Wer kennt heute noch Briefgrüße oder Ahornnasen? Doch auch der Nichteingehweihte wird diese beiden Verse einer fast schon vergessenen Autorin mit Wehmut lesen.

          2 Min.

          Ein Gedicht? Nun ja. Man wagt sie kaum so zu nennen, diese beiden Verse, die davon berichten, dass es eigentlich nichts zu berichten gibt, sich dabei auf eine Form, den Brief, beziehen, die ebenfalls am Verschwinden ist, wie diese Ahornnasen, die man heute erst erklären sollte.
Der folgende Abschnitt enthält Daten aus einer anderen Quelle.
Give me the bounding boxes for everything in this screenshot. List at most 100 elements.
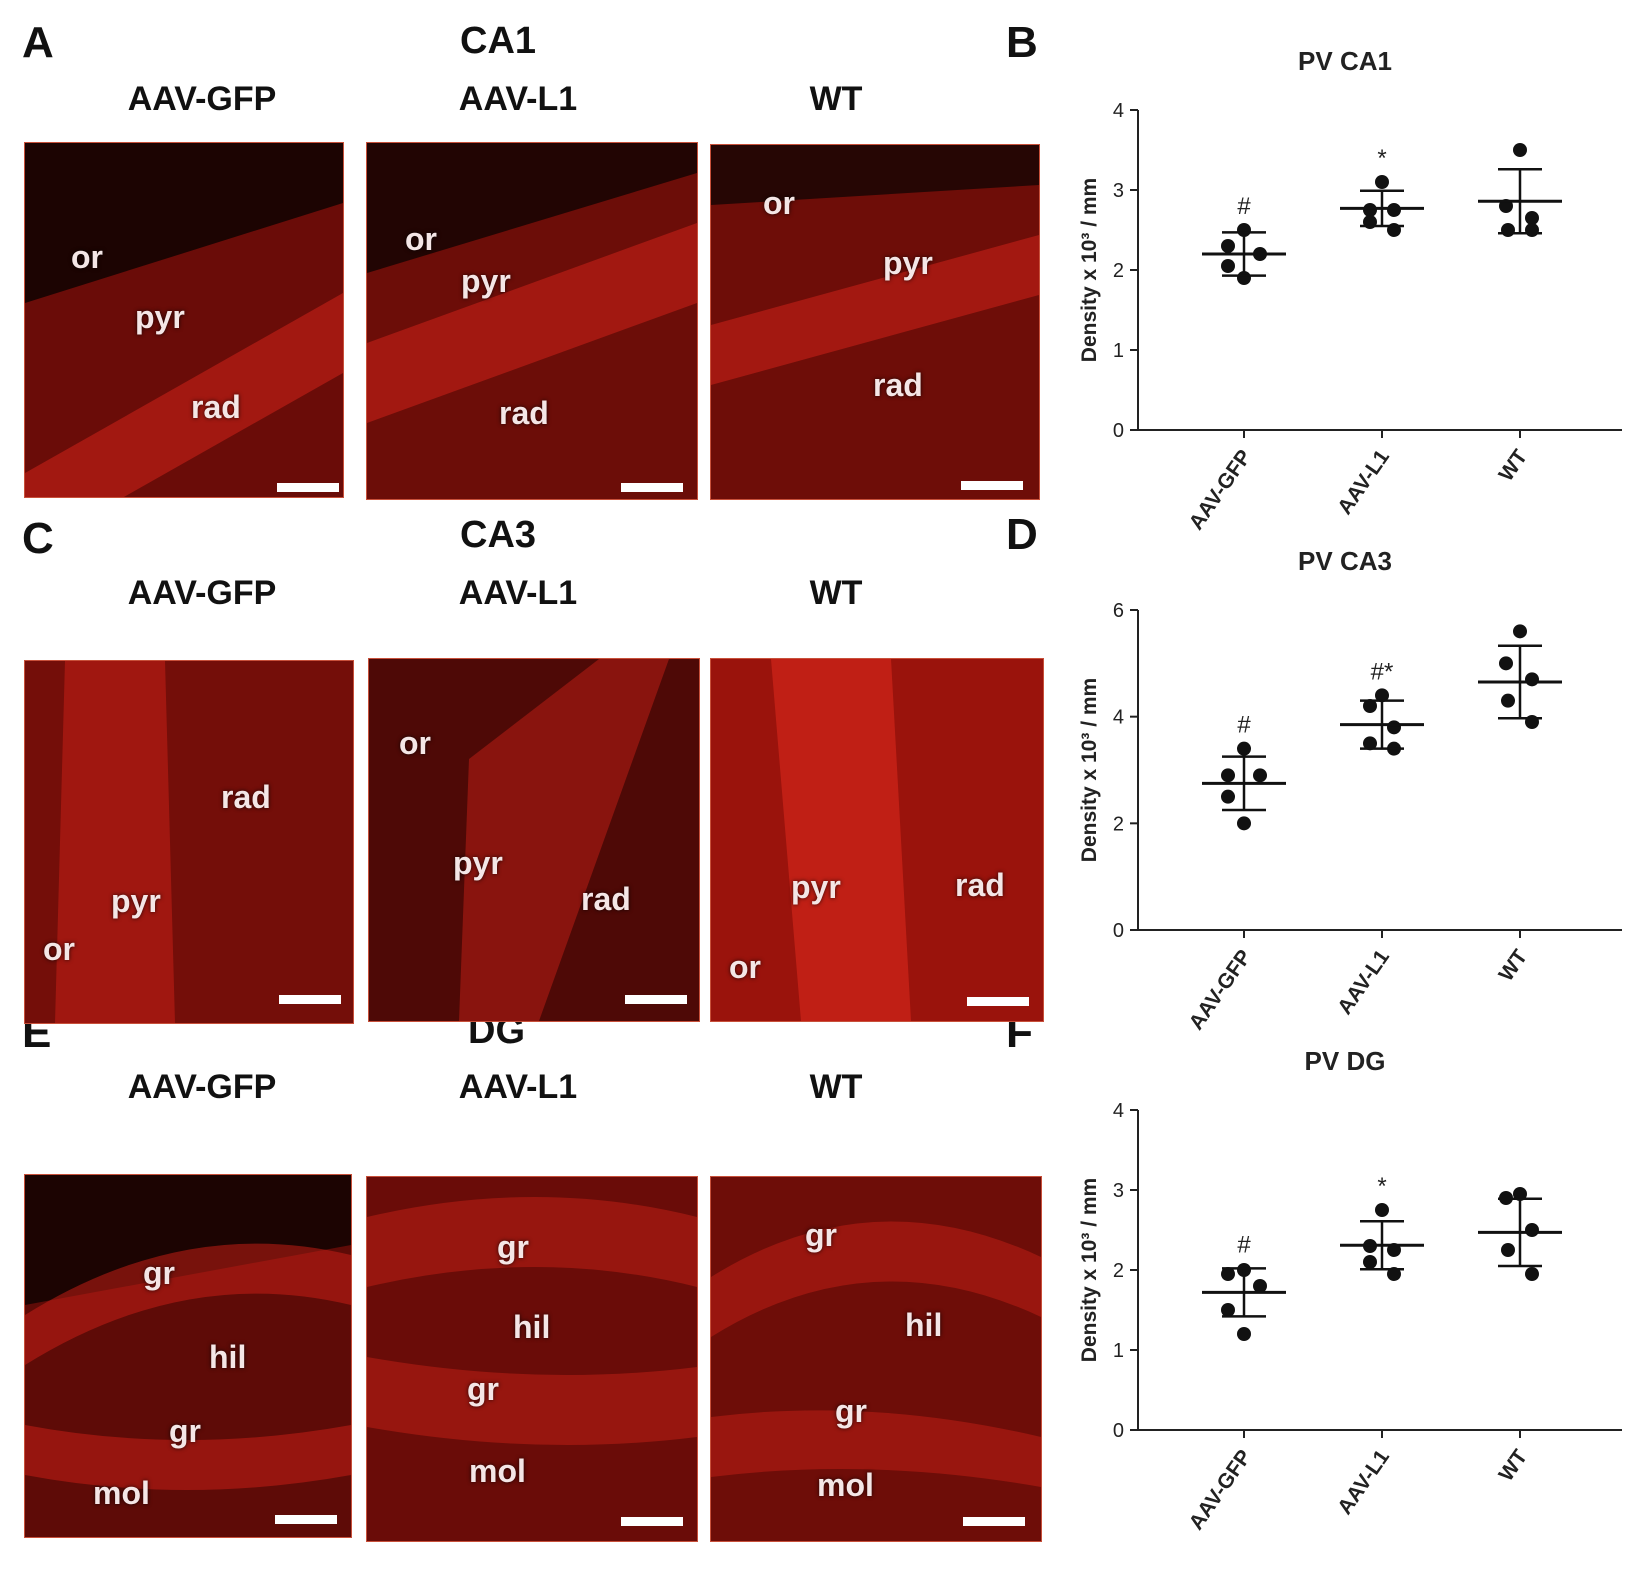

Es sind die aufgebrochenen Blütenblätter der Ahornbäume, deren gebogene Flügel, in der Form eines Bumerangs, sich wie zwei kleine Propeller auf dem Nasenrücken ankleben lassen. Mir sind diese Zeilen über die Jahrzehnte hinweg in Erinnerung geblieben, allerdings als „Urlaubsgrüße“. Denn sie beschreiben exakt meine Kindheitserfahrungen in der damals noch so genannten Sommerfrische, vierzehn Tage mit der Oma, vierzehn Tage mit den Eltern. Waldwanderungen, kaum andere Kinder. Nur Nieselregen. Vier Wochen nichts los. Tatsächlich aber heißt das Gedicht „Briefschreibenmüssen“. Ich musste zwar nur Postkarten schreiben, den Text Christa Reinigs hätte ich trotzdem übernehmen können.
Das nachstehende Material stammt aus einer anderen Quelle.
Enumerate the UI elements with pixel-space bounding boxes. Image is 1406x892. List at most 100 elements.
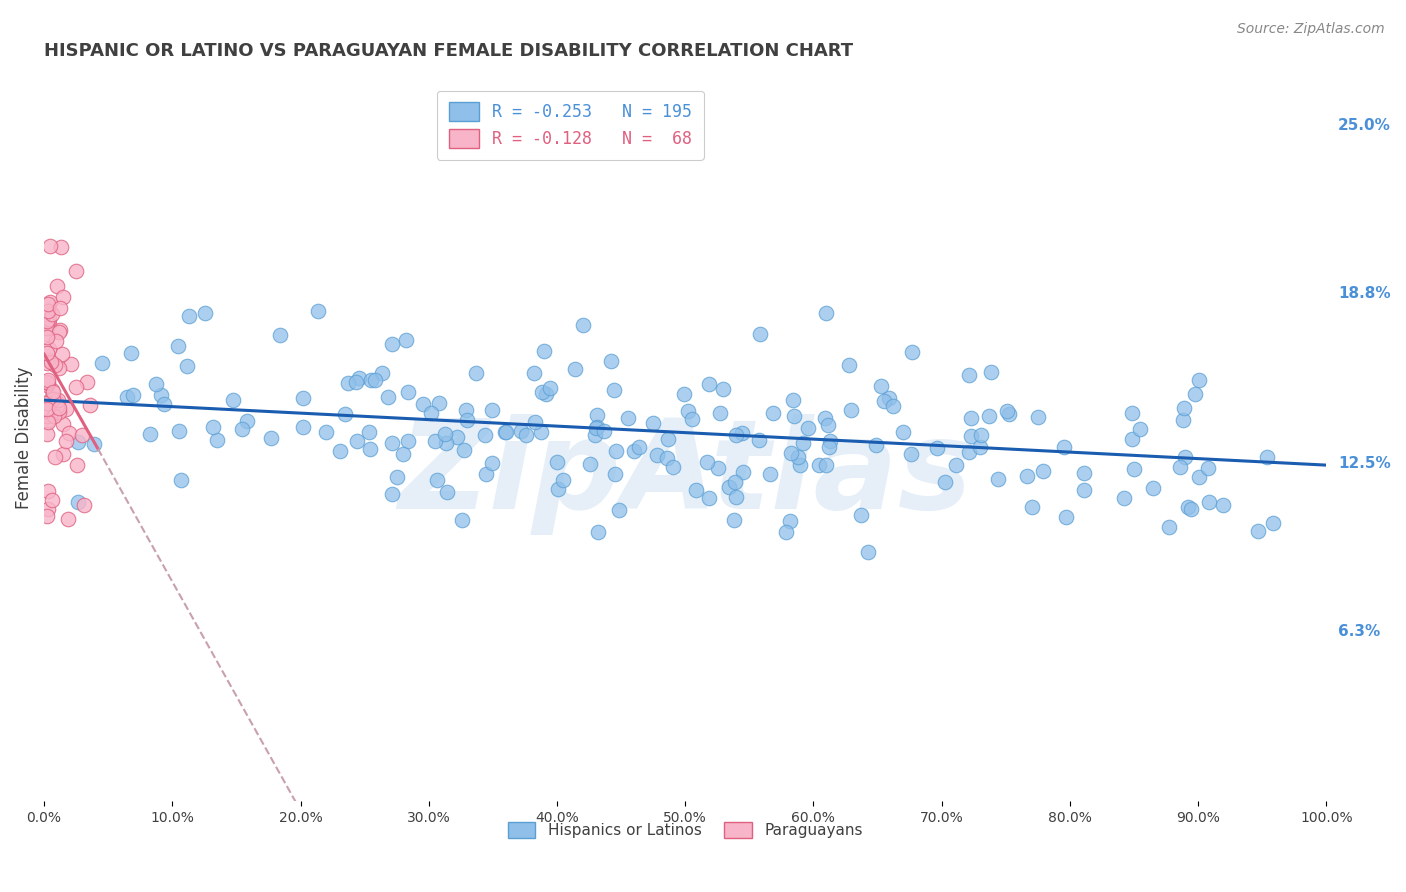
Point [433,427,456,442]
Point [292,419,315,434]
Point [959,428,981,442]
Point [45,399,67,413]
Point [35,355,58,369]
Point [35,427,58,442]
Point [145,376,167,391]
Point [1174,450,1197,465]
Point [37,415,59,429]
Point [534,387,557,401]
Point [41,307,63,321]
Point [882,400,904,414]
Point [530,384,553,399]
Point [73,498,96,512]
Point [627,440,650,454]
Point [851,508,873,523]
Point [1073,466,1095,480]
Point [35,313,58,327]
Point [396,385,419,400]
Point [1173,413,1195,427]
Point [585,421,607,435]
Point [657,432,679,446]
Point [194,306,217,320]
Point [959,368,981,382]
Point [1168,460,1191,475]
Point [711,382,734,396]
Point [697,377,720,392]
Point [723,513,745,527]
Point [725,428,748,442]
Point [474,428,496,442]
Point [818,434,841,448]
Point [685,483,707,497]
Point [39,355,62,369]
Point [510,424,533,438]
Point [879,391,901,405]
Point [564,361,586,376]
Point [1031,464,1053,478]
Point [67,494,90,508]
Point [49,323,72,337]
Point [308,303,330,318]
Point [115,390,138,404]
Point [79,398,101,412]
Point [814,306,837,320]
Point [515,427,537,442]
Point [35,414,58,428]
Text: Source: ZipAtlas.com: Source: ZipAtlas.com [1237,22,1385,37]
Point [346,434,368,449]
Point [333,407,356,421]
Point [869,378,891,392]
Point [37,483,59,498]
Point [797,420,820,434]
Point [344,375,367,389]
Point [35,508,58,523]
Point [83,437,105,451]
Point [35,402,58,417]
Point [427,396,450,410]
Point [997,407,1019,421]
Text: ZipAtlas: ZipAtlas [398,414,973,535]
Point [655,450,678,465]
Point [1173,401,1195,415]
Point [593,425,616,439]
Point [1256,450,1278,465]
Point [37,297,59,311]
Point [725,490,748,504]
Point [1184,387,1206,401]
Point [775,524,797,539]
Point [718,480,741,494]
Point [120,346,142,360]
Point [150,388,173,402]
Point [35,396,58,410]
Point [176,359,198,374]
Point [420,406,443,420]
Point [1114,491,1136,505]
Point [65,380,87,394]
Point [336,376,359,391]
Point [167,339,190,353]
Point [42,392,65,407]
Point [370,367,392,381]
Point [969,428,991,442]
Point [446,430,468,444]
Point [815,458,838,472]
Point [551,473,574,487]
Point [1180,502,1202,516]
Point [494,425,516,439]
Point [533,344,555,359]
Point [38,317,60,331]
Point [495,425,517,439]
Point [1247,524,1270,539]
Point [153,397,176,411]
Point [44,409,66,423]
Point [987,471,1010,485]
Point [817,440,839,454]
Point [76,375,98,389]
Point [52,290,75,304]
Point [380,337,402,351]
Point [969,440,991,454]
Point [360,373,382,387]
Point [731,425,754,440]
Point [523,415,546,429]
Point [329,443,352,458]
          Erstmals las ich die Verse in dem schmalen Bändchen „gedichte“, das 1963 bei S. Fischer erschienen war, gerade mal 53 Seiten umfassend. In dem Buch steckt seitdem ein Zeitungsausschnitt aus der F.A.Z. vom 24. Dezember 1963: „,Geheimtip‘ Christa Reinig. Die Ost-Berlinerin bekam den Bremer Literaturpreis“. Verfasser des Artikels: Horst Bienek. Nach der Preisverleihung, zu der sie eine Ausreisegenehmigung erhielt (für vier Tage), blieb sie im Westen. Bienek, der 1990 verstorbene Schriftstellerkollege, trommelte auch in den folgenden Jahren kräftig für diese Dichterin. Doch sie blieb ein Geheimtipp und war bei ihrem Tod, 2008, bereits wieder vergessen.
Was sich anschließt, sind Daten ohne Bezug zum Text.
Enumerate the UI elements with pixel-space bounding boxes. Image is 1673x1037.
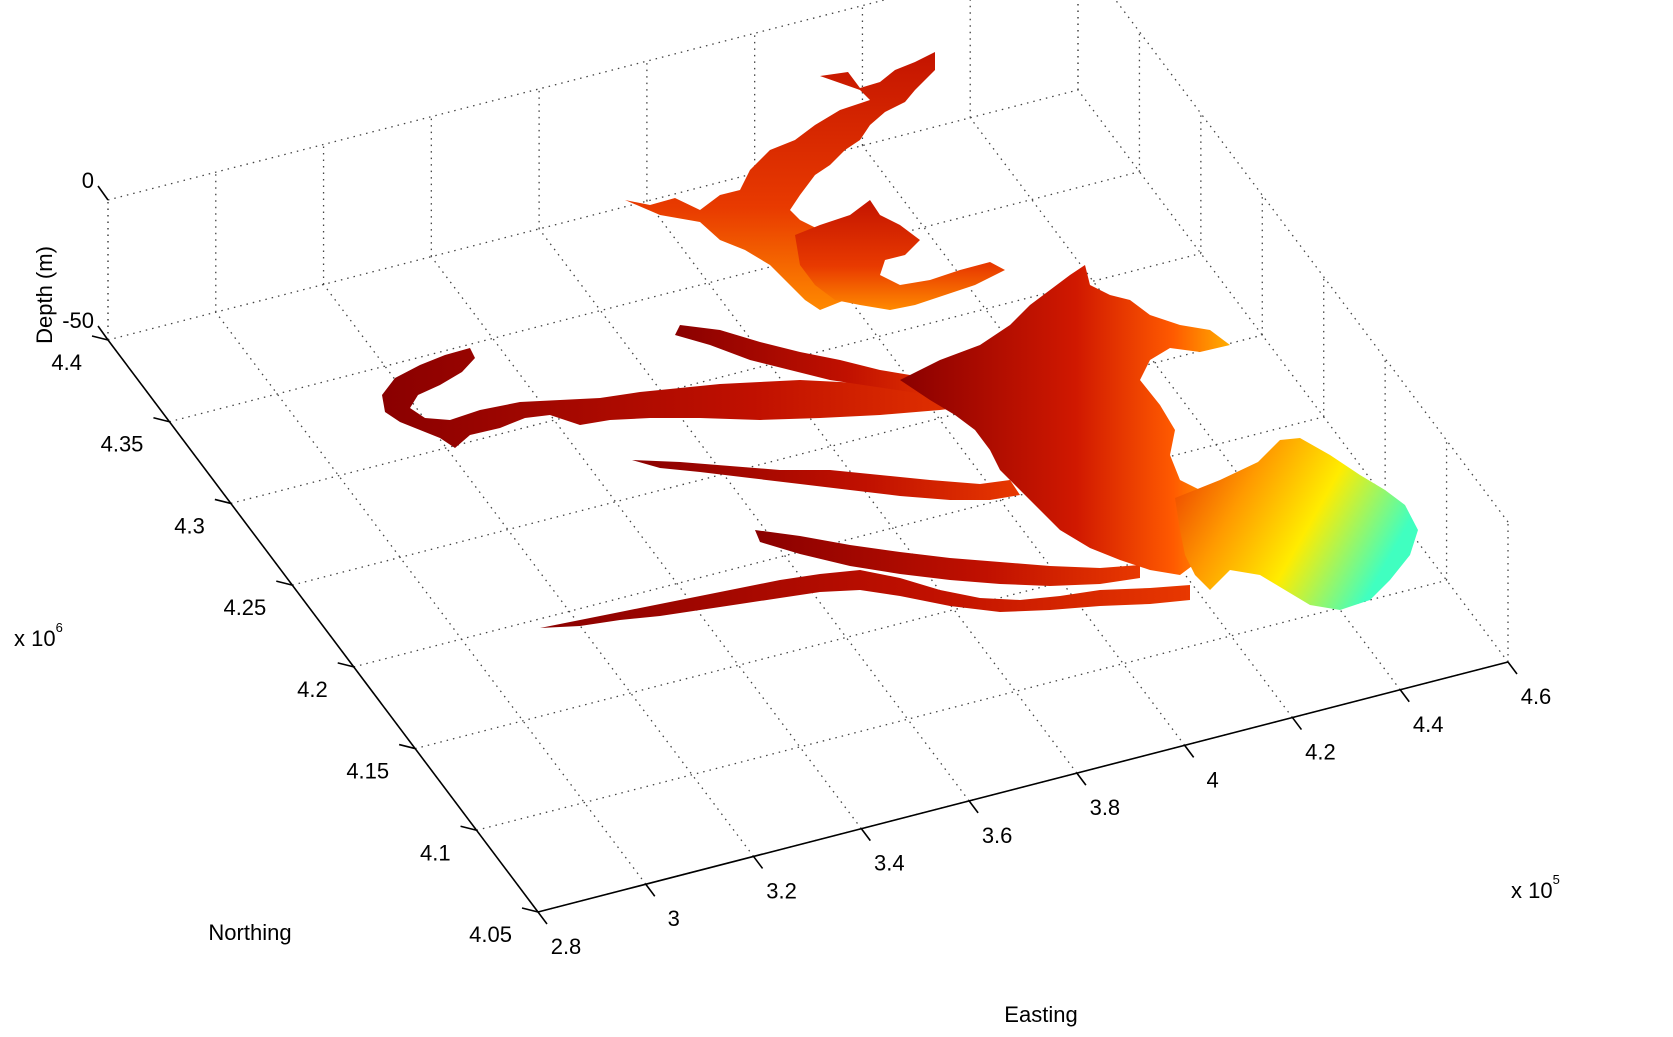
z-tick-mark (97, 325, 109, 341)
y-tick-label: 4.3 (174, 513, 205, 538)
grid-line-x (215, 311, 647, 885)
y-tick-label: 4.25 (223, 595, 266, 620)
y-tick-mark (398, 743, 416, 750)
x-tick-label: 3.4 (874, 851, 905, 876)
grid-line-x (754, 172, 1186, 746)
y-tick-label: 4.05 (469, 922, 512, 947)
grid-line-y (107, 89, 1079, 341)
axes (91, 185, 1518, 925)
x-tick-mark (1076, 772, 1087, 786)
surface-south-tributary-3 (540, 570, 1190, 628)
x-tick-label: 3.8 (1090, 795, 1121, 820)
x-tick-label: 3 (668, 906, 680, 931)
y-tick-mark (460, 825, 477, 832)
grid-line-x (323, 284, 755, 857)
grid-line-y (476, 579, 1447, 831)
x-tick-mark (1184, 744, 1195, 758)
x-tick-label: 4.2 (1305, 740, 1336, 765)
grid-line-x (430, 256, 862, 830)
surface-north-branch (795, 200, 1005, 310)
grid-line-x (538, 228, 970, 802)
z-tick-label: 0 (82, 168, 94, 193)
surface-mid-tributary (675, 325, 960, 398)
x-tick-mark (1507, 661, 1518, 675)
grid-line-y (414, 497, 1386, 750)
z-tick-mark (97, 185, 109, 201)
z-axis-label: Depth (m) (32, 246, 57, 344)
y-tick-label: 4.1 (420, 840, 451, 865)
x-tick-mark (645, 883, 656, 897)
x-tick-mark (1399, 689, 1410, 703)
x-tick-label: 3.2 (766, 878, 797, 903)
x-tick-label: 4.4 (1413, 712, 1444, 737)
y-tick-mark (337, 662, 354, 668)
x-exponent-label: x 105 (1511, 872, 1560, 903)
x-tick-mark (537, 911, 548, 925)
x-tick-label: 4 (1207, 767, 1219, 792)
y-tick-label: 4.15 (346, 759, 389, 784)
surface-south-tributary-2 (755, 530, 1140, 586)
y-tick-mark (153, 416, 170, 423)
surface-east-bay (1175, 438, 1418, 610)
y-tick-label: 4.4 (51, 350, 82, 375)
grid-line-y (230, 252, 1202, 505)
y-axis-label: Northing (208, 920, 291, 945)
x-tick-label: 4.6 (1521, 684, 1552, 709)
y-tick-label: 4.2 (297, 677, 328, 702)
surface-west-river (382, 348, 1000, 448)
x-tick-mark (1291, 717, 1303, 731)
y-axis-line (107, 339, 539, 913)
grid-line-x (1077, 89, 1509, 663)
grid-line-x (969, 117, 1401, 691)
x-tick-mark (968, 800, 979, 814)
z-tick-label: -50 (62, 308, 94, 333)
x-axis-line (537, 661, 1509, 913)
grid-line-y (169, 171, 1140, 423)
x-tick-mark (860, 828, 871, 842)
y-tick-mark (91, 335, 109, 341)
y-tick-mark (521, 907, 539, 913)
grid-line-y (353, 416, 1324, 668)
grid-line-top-side (1114, 0, 1509, 523)
y-exponent-label: x 106 (14, 620, 63, 651)
grid-line-top-back (107, 0, 887, 201)
x-tick-mark (752, 855, 764, 869)
surface-south-tributary-1 (632, 460, 1020, 500)
surface-northern-arm (625, 52, 935, 310)
y-tick-label: 4.35 (101, 432, 144, 457)
x-tick-label: 2.8 (551, 934, 582, 959)
depth-surface (382, 52, 1418, 628)
x-axis-label: Easting (1004, 1002, 1077, 1027)
x-tick-label: 3.6 (982, 823, 1013, 848)
y-tick-mark (276, 580, 293, 586)
y-tick-mark (214, 498, 232, 505)
grid-line-y (292, 334, 1263, 586)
          Amalgam aus Trotz und Anarchismus

          Im Jahr 1926 in Berlin geboren, wuchs sie in ärmlichen Verhältnissen in einem Arbeiterviertel auf. Dieser Herkunft verdankt sie schnoddrigen Tonfall, wie er zum Beispiel auch Katja Lange-Müller auszeichnet. Christa Reinig begann eine Lehre als Blumenbinderin, studierte dann Kunstgeschichte und Archäologie und war schließlich im Märkischen Museum als Kustodin untergekommen. Bereits 1952, im allerersten Heft der „Akzente“, erschien ihre „ballade vom blutigen Bomme“. Vom Titelhelden dieser Ballade heißt es, dass er auf dem Weg zum Galgen zwar nicht „beten/lieber schnell aufs klo austreten“ wollte, „doch dann denkt er: einerlei/das geht sowieso vorbei/von zwei peinlichen verfahren/kann er eins am andern sparen“.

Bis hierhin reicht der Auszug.